DOV’ERANO DIRETTI – Il trasporto andava dall’Adriatico al Tirreno, e da indiscrezioni sembra non fosse neppure la prima volta che veniva svolto. Ma come si sono difesi i due uonini? Ignoravano – questa la loro giustificazione – che per eseguire questo tipo di trasporto occorreva l’autorizzazione dell’ente proprietario delle strada. Il convoglio era una mina vagante soprattutto sulle strade a due corsie una per ogni senso di marcia, percorse prima di raggiungere la E45.

 

QUALE MULTA – Al guidatore, sono state contestate la mancanza dell’autorizzazione e numerose altre infrazioni al Codice della strada, ha spiegato la Stradale. In particolare, è scattata una multa che prevede una sanzione di 1.200 euro, e sono state ritirate la patente di guida e la carta di circolazione dell’auto, mentre l’intero convoglio è stato posto sotto fermo amministrativo. Sequestrato il rimorchio, come detto non immatricolato e quindi privo di targa. In generale, ricordiamo che, in base al Codice della strada, l’autorizzazione a questo tipo di trasporti può essere dato solo se sia compatibile con la conservazione delle sovrastrutture stradali, con la stabilità dei manufatti e con la sicurezza della circolazione.
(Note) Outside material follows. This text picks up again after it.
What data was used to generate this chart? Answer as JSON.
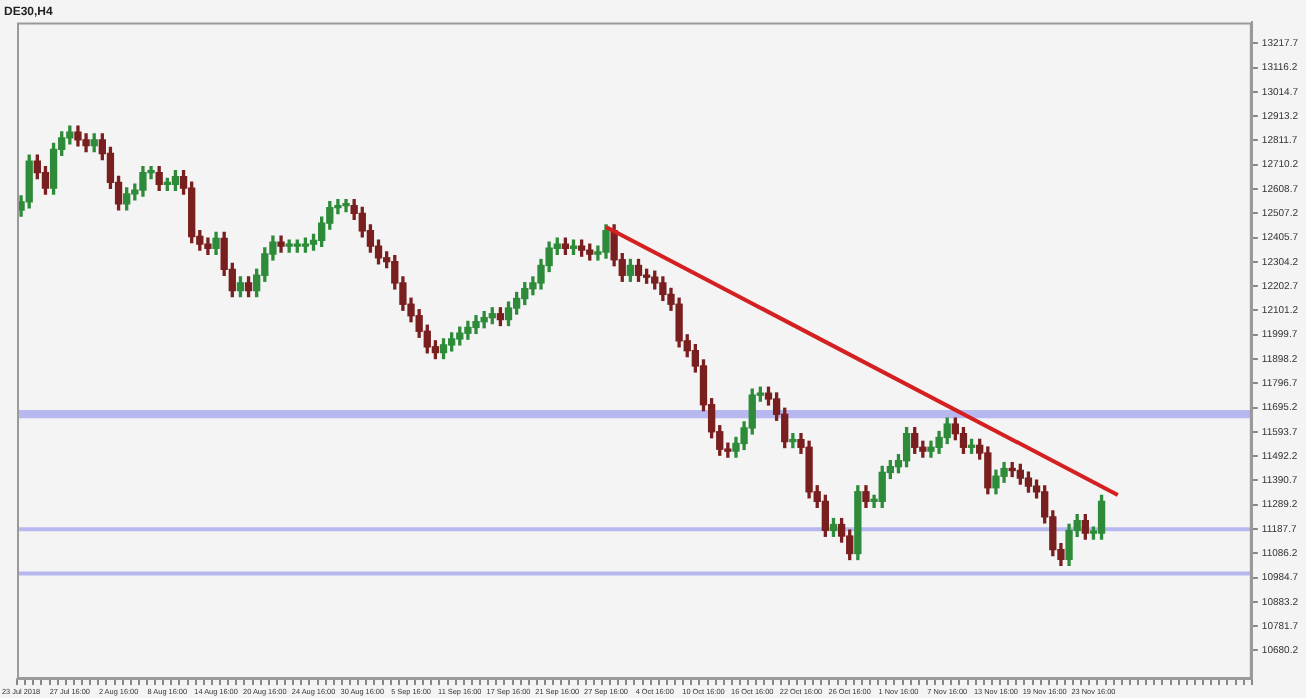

Se il trasporto eccezionale è causa di maggiore usura della strada in relazione al tipo di veicolo, alla distribuzione del carico sugli assi e al periodo di tempo o al numero dei transiti per i quali è richiesta l’autorizzazione, deve altresì essere determinato l’ammontare dell’indennizzo, dovuto all’ente proprietario della strada. L’autorizzazione è comunque subordinata al pagamento delle spese relative agli eventuali accertamenti tecnici preventivi e alla organizzazione del traffico eventualmente necessaria per l’effettuazione del trasporto nonché alle opere di rafforzamento necessarie. Ai limiti dimensionali stabiliti dall’autorizzazione non concorrono le eventuali eccedenze derivanti dagli organi di fissaggio e ancoraggio del carico.